Out-Law News 2 min. read

Government will introduce ISP pirate-blocking obligation next week, says leak


The Government is said to be close to publishing plans for a new law that would force internet service providers (ISPs) to trawl their networks for file sharers and ban them from using their service.

The then-minister for intellectual property Lord Triesman said in January that such legislation would be brought in the autumn if ISPs and the music industry could not reach voluntary agreement. A leak to The Times newspaper has now revealed that plans for the new law will be made public next week.

The music industry, represented by the International Federation of Phonographic Industries (IFPI) and the British Phonographic Industry (BPI), has recently called for ISPs to monitor their networks and take action against people who infringe their members' copyright.

File sharing of music and films without making any payment remains a growing problem and music industry sales continue to fall. U2 manager Paul McGuinness recently accused ISPs of profiting from the exploitation of artists' work.

The new proposal will mean that ISPs will be legally obliged to take action against people it knows are engaging in file sharing. The most likely recommendation, said The Times, is that ISPs will have to monitor subscribers' internet use and give them two chances before disconnection.

They will be emailed once, suspended a second time and then cut off completely if they do not change their file sharing behaviour.

An estimated six million people in the UK engaged in file sharing last year, and could risk being cut off from the internet under the plan.

Any solution to the problem will involve identifying who is and who is not file sharing, a difficult technical task which some claim is impossible.

Such action has been long-rumoured, and intellectual property lawyer Kim Walker of Pinsent Masons, the law firm behind OUT-LAW.COM, told OUT-LAW Radio last week that ISPs faced difficulties when contemplating a change in the law.

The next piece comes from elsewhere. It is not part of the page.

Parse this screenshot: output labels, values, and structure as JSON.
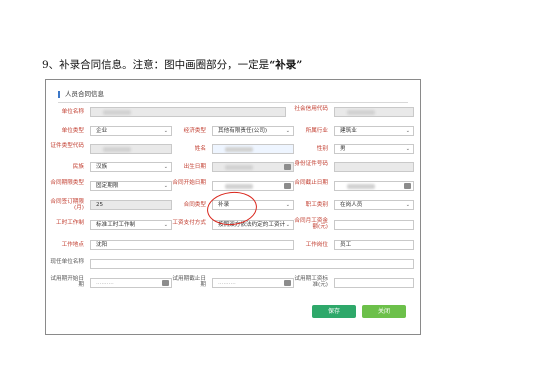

"The main risk is that if the ISP is trying to take technological measures to filter and identify infringing material then it loses its safe harbour defence," he said, referring to the fact that ISPs are mostly not liable for users' actions as long as they do not know about them.

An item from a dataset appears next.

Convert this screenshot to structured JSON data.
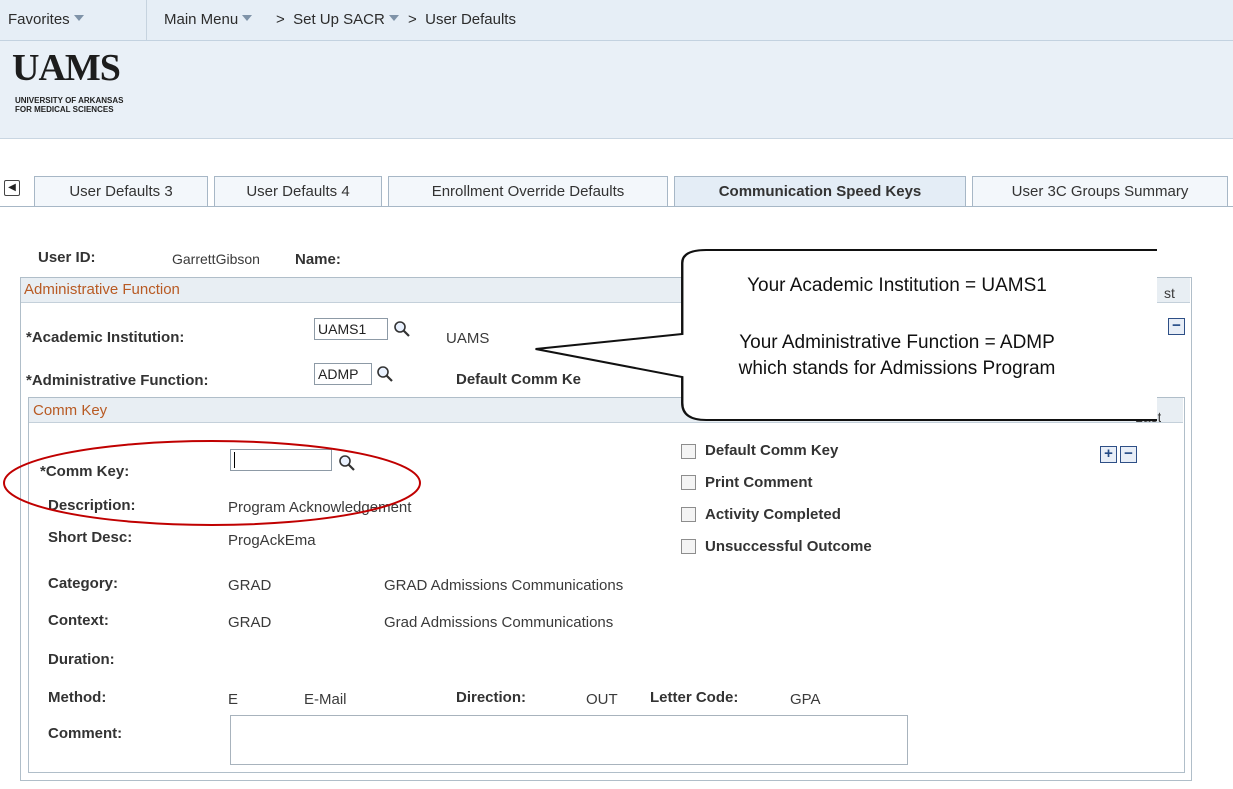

"It is immediately giving itself actual knowledge that there is infringing material up there and I think that the ISPs feel that they are therefore opening themselves up to potential liability as infringers," said Walker.

The move has looked increasingly likely as international pressure has mounted. A Belgian court recently ordered ISP Scarlett to filter its traffic to stop file sharing. France will this summer trial a system by which ISPs will be forced to block users who are file sharing.

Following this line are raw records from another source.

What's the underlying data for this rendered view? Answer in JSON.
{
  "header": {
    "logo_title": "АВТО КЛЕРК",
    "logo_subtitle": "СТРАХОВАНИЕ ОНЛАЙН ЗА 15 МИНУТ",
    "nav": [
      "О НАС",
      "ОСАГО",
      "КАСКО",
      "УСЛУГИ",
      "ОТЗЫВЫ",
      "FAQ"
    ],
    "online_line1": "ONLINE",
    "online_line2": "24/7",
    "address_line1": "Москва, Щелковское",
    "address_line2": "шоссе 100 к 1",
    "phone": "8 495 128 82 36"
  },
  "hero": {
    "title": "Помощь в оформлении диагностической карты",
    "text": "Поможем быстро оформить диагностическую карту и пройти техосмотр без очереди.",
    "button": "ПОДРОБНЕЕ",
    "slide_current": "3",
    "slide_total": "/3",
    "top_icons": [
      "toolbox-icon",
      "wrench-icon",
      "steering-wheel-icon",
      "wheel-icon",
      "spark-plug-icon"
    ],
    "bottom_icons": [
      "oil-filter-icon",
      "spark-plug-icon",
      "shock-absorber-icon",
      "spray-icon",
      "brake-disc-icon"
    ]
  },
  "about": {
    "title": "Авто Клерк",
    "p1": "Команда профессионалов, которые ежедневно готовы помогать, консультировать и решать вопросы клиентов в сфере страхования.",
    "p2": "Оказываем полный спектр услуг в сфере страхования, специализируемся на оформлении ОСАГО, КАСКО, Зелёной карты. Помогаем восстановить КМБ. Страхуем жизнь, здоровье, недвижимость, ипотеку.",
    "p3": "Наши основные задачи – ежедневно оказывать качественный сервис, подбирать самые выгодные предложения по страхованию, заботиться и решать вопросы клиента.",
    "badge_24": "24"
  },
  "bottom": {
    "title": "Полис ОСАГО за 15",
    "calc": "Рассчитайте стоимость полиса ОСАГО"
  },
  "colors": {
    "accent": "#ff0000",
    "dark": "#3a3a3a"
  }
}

BPI chief executive Geoff Taylor said that the content industry had tried to reach agreement with ISPs, but that negotiations had broken down.

"We simply want ISPs to advise customers if their account is being used to distribute music illegally, and then, if the advice is ignored, enforce their own terms and conditions about abuse of the account," he said. "But despite some agreements in principle, the ISPs refuse to do this on any meaningful scale."